You’ll be in the middle of this discussion, so be prepared to lead it if the conversation gets squishy. Here’s an approach you can use if you decide to take charge:

Step 1 – Establish your business model: A business model states a cause-and-effect relationship in specific terms. Right now, the most successful model is enhancing customer relationships by improving service. Another good model: Suggesting new uses for your products to increase consumption by current customers.

Step 2 – Profile your target audience: An audience profile describes who you want to attract and what they want when they visit. Reading Web demographics and figuring out how to attract “that kind of person” is a trap. You want prospects and customers, not visitors. If you sell office furniture, you may want to attract architects and facilities planners who want advice on office design – teenage surfers are a distraction. If you sell acne medicine, architects and facilities planners are the distraction, unless they have pimples.

Step 3 – Define measures of success: Good measures come from your business model. Although not every cause-and-effect relationship lends itself to direct measurement, avoid simply falling back on measuring what is convenient, such as hits. Measure what’s important, not what’s easy to measure. Anything that doesn’t test your business model is pointless.
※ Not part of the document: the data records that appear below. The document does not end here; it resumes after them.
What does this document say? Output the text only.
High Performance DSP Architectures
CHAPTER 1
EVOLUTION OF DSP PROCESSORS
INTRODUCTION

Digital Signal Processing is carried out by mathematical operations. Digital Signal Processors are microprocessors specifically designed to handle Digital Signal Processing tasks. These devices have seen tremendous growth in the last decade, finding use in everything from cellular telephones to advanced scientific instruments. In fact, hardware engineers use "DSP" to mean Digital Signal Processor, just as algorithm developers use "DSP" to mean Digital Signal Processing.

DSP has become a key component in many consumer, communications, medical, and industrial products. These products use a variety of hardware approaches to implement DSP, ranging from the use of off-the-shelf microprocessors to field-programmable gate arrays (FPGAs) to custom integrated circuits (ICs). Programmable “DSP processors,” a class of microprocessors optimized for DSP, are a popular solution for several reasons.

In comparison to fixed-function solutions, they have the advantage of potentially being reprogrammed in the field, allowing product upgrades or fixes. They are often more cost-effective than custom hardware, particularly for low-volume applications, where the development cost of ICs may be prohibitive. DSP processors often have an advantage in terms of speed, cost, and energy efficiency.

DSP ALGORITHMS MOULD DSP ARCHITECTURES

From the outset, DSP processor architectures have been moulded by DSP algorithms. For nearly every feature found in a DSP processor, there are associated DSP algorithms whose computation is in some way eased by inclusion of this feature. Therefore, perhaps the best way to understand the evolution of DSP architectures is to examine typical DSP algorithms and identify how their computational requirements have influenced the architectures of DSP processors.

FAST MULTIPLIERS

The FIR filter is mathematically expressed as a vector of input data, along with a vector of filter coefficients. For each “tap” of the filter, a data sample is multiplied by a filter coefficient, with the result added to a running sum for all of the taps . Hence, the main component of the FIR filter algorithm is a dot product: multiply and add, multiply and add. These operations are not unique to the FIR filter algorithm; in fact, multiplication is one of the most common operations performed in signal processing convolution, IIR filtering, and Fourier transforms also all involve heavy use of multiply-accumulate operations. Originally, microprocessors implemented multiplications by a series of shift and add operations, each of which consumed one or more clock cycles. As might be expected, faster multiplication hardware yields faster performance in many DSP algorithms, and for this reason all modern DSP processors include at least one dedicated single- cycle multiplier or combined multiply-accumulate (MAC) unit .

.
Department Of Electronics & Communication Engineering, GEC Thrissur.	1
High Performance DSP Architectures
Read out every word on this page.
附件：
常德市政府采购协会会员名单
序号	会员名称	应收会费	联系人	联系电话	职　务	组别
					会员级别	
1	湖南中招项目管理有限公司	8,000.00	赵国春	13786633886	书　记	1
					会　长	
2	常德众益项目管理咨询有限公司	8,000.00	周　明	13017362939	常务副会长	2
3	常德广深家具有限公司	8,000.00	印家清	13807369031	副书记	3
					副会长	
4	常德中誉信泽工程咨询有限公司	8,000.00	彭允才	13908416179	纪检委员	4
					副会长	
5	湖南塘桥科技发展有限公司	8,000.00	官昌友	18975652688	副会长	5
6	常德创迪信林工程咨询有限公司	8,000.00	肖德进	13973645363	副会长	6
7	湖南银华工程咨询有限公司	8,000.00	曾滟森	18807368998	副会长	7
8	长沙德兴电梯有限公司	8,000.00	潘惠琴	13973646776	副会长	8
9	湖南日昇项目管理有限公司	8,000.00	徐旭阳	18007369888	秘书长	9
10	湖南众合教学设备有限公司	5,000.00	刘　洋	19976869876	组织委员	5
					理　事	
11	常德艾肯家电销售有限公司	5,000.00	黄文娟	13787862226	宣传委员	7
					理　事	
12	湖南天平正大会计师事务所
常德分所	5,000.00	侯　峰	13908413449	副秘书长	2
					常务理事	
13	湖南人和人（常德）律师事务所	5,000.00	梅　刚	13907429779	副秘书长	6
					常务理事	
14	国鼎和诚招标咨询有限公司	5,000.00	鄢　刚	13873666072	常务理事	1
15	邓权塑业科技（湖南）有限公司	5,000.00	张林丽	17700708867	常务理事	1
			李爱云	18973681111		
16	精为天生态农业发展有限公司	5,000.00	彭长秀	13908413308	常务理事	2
Step 4 – Perform a reality check: Is your target audience really going to exhibit the behavior you need? This may come down to arguing or it may involve market research. Just watch out for the we’ve-reached-consensus-so-we-must-be-right fallacy. Automobile makers did this successfully, rejecting online purchasing and instead helping buyers research car purchases.

Now comes all the real work – these four steps are just the start, and don’t ensure success.

In a competitive marketplace, nothing can.